Dedicarse al arte en un país como el Perú ya es, desde cualquier perspectiva, sinónimo de ansiedad y frustración. Claro, es lo que opina una persona que no necesariamente tiene el gen artístico o como se le llame exactamente a la vocación que precisa, desde lo más hondo de sus fibras, el artista.
Bríos que se liberan y mueven en sincronía liberalizadora ante el estrés y desde los nudos musculares -en el alma- que genera la subsistencia, la supervivencia, de un peruano cualquiera.
Pueden pasar los años, las décadas, y la miseria es algo que se enconde y de la cual uno se avergüenza. Más el pobre.
Ese miedo, esa repulsión se hace vida ante la misma reacción de los espectadores que repelen el hecho de asumirse, a sí mismos, pobres, vulnerables económicos, precarios. En otras palabras, una clase media regular en un país como el nuestro.
La historia del papá de Job Mansilla, Chimi, es el relato de una tragedia que busca sanar. Es una tragedia sanadora.
Aborda la historia de su padre, un popular cómico ambulante, a partir de los ojos de un hijo que aún busca el reconocimiento y el amor de quien es, por sus propias palabras, su modelo a seguir.
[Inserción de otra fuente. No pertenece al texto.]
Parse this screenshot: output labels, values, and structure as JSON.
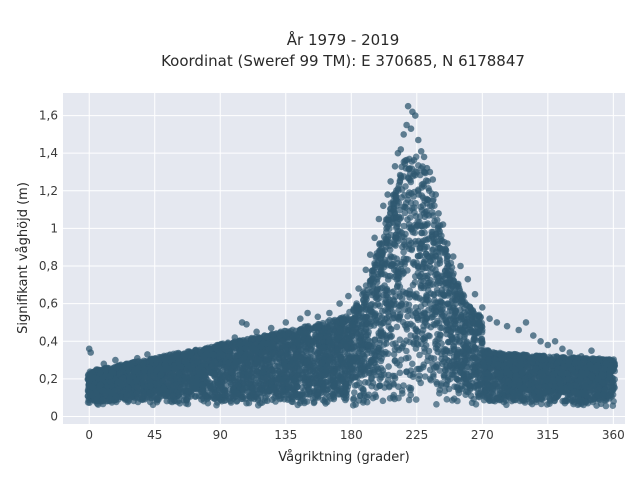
{
  "chart_data": {
    "type": "scatter",
    "title": "År 1979 - 2019",
    "subtitle": "Koordinat (Sweref 99 TM): E 370685, N 6178847",
    "xlabel": "Vågriktning (grader)",
    "ylabel": "Signifikant våghöjd (m)",
    "xlim": [
      -18,
      368
    ],
    "ylim": [
      -0.04,
      1.72
    ],
    "x_ticks": [
      0,
      45,
      90,
      135,
      180,
      225,
      270,
      315,
      360
    ],
    "x_tick_labels": [
      "0",
      "45",
      "90",
      "135",
      "180",
      "225",
      "270",
      "315",
      "360"
    ],
    "y_ticks": [
      0,
      0.2,
      0.4,
      0.6,
      0.8,
      1.0,
      1.2,
      1.4,
      1.6
    ],
    "y_tick_labels": [
      "0",
      "0,2",
      "0,4",
      "0,6",
      "0,8",
      "1",
      "1,2",
      "1,4",
      "1,6"
    ],
    "grid": true,
    "marker_color": "#2f5870",
    "background_color": "#e5e8f0",
    "points": [
      [
        0,
        0.36
      ],
      [
        1,
        0.34
      ],
      [
        5,
        0.25
      ],
      [
        10,
        0.28
      ],
      [
        18,
        0.3
      ],
      [
        27,
        0.28
      ],
      [
        33,
        0.31
      ],
      [
        40,
        0.33
      ],
      [
        52,
        0.3
      ],
      [
        60,
        0.32
      ],
      [
        70,
        0.34
      ],
      [
        80,
        0.36
      ],
      [
        88,
        0.38
      ],
      [
        100,
        0.42
      ],
      [
        105,
        0.5
      ],
      [
        108,
        0.49
      ],
      [
        115,
        0.45
      ],
      [
        125,
        0.47
      ],
      [
        135,
        0.5
      ],
      [
        145,
        0.52
      ],
      [
        150,
        0.55
      ],
      [
        157,
        0.53
      ],
      [
        165,
        0.55
      ],
      [
        172,
        0.6
      ],
      [
        178,
        0.64
      ],
      [
        185,
        0.68
      ],
      [
        190,
        0.78
      ],
      [
        193,
        0.86
      ],
      [
        196,
        0.95
      ],
      [
        199,
        1.05
      ],
      [
        202,
        1.12
      ],
      [
        205,
        1.18
      ],
      [
        207,
        1.25
      ],
      [
        210,
        1.33
      ],
      [
        212,
        1.4
      ],
      [
        214,
        1.42
      ],
      [
        216,
        1.5
      ],
      [
        218,
        1.55
      ],
      [
        219,
        1.65
      ],
      [
        221,
        1.53
      ],
      [
        222,
        1.62
      ],
      [
        224,
        1.6
      ],
      [
        226,
        1.47
      ],
      [
        228,
        1.41
      ],
      [
        230,
        1.38
      ],
      [
        232,
        1.32
      ],
      [
        234,
        1.3
      ],
      [
        236,
        1.26
      ],
      [
        238,
        1.18
      ],
      [
        240,
        1.08
      ],
      [
        243,
        1.02
      ],
      [
        246,
        0.92
      ],
      [
        250,
        0.85
      ],
      [
        255,
        0.8
      ],
      [
        260,
        0.73
      ],
      [
        265,
        0.65
      ],
      [
        270,
        0.58
      ],
      [
        275,
        0.52
      ],
      [
        280,
        0.5
      ],
      [
        287,
        0.48
      ],
      [
        295,
        0.46
      ],
      [
        300,
        0.5
      ],
      [
        305,
        0.43
      ],
      [
        310,
        0.4
      ],
      [
        315,
        0.38
      ],
      [
        320,
        0.4
      ],
      [
        325,
        0.36
      ],
      [
        330,
        0.34
      ],
      [
        338,
        0.32
      ],
      [
        345,
        0.35
      ],
      [
        350,
        0.3
      ],
      [
        355,
        0.28
      ],
      [
        358,
        0.27
      ],
      [
        360,
        0.25
      ]
    ]
  }
}
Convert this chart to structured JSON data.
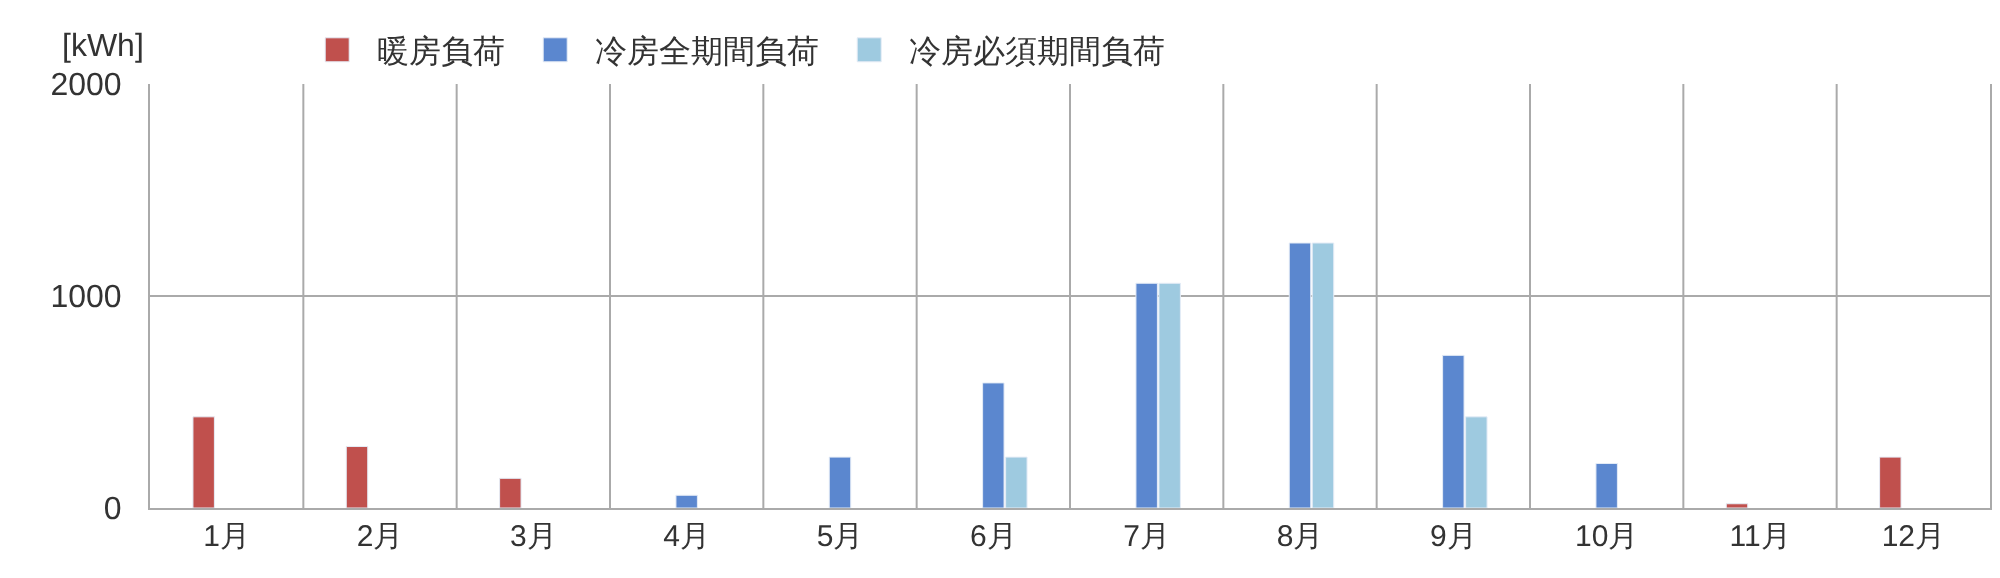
{
  "chart_data": {
    "type": "bar",
    "ylabel": "[kWh]",
    "categories": [
      "1月",
      "2月",
      "3月",
      "4月",
      "5月",
      "6月",
      "7月",
      "8月",
      "9月",
      "10月",
      "11月",
      "12月"
    ],
    "series": [
      {
        "name": "暖房負荷",
        "color": "#c0504d",
        "values": [
          430,
          290,
          140,
          null,
          null,
          null,
          null,
          null,
          null,
          null,
          20,
          240
        ]
      },
      {
        "name": "冷房全期間負荷",
        "color": "#5b87cf",
        "values": [
          null,
          null,
          null,
          60,
          240,
          590,
          1060,
          1250,
          720,
          210,
          null,
          null
        ]
      },
      {
        "name": "冷房必須期間負荷",
        "color": "#9ecae0",
        "values": [
          null,
          null,
          null,
          null,
          null,
          240,
          1060,
          1250,
          430,
          null,
          null,
          null
        ]
      }
    ],
    "ylim": [
      0,
      2000
    ],
    "yticks": [
      0,
      1000,
      2000
    ],
    "grid": true,
    "legend": "top left"
  }
}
La historia de superación precaria, absolutamente vulnerable, se hace tangible en el desarrollo del drama con genialidad, disfrazada de comedia.
Las conexiones psicoanalíticas son ricas y, por ende, focos de observación acompañante del cual resulta altamente difícil zafarse si se cuenta con un mínimo de humanidad. La empatía hace que, por momentos, la risa supere a la pena que genera, por ejemplo, comprender lo que significa el truncamiento de la vida plena adulta -de una persona sin recursos mínimos de subsistencia- ante la aparición inadvertida y, por cierto, devastadora, de una enfermedad como el cáncer.
Y, en esa batalla por la vida, está la vigilancia de un hijo que ve consigo la desesperación por una búsqueda de apoyo, de cualquier tipo, ante el destino que ve más pronto que tarde.
El Hazmerreir es el encuentro, post mortem, del vínculo afectivo de un hijo, aunque adulto, aún niño, que anhela un “te amo” o tan solo una risa de su padre.
Solo se entiende en la preciosa línea final de la obra, en la que, por culmen, encuentra en la liberación del llanto. Una sinapsis que da sentido a la vida, que solo es posible a través de la imaginada constatación de la silueta que remite al padre que, en la oscuridad, y sin diálogo, lo valida con su presencia.
Solo ahí, y con los ojos brillantes, la sanación a través de la memoria, es efectiva.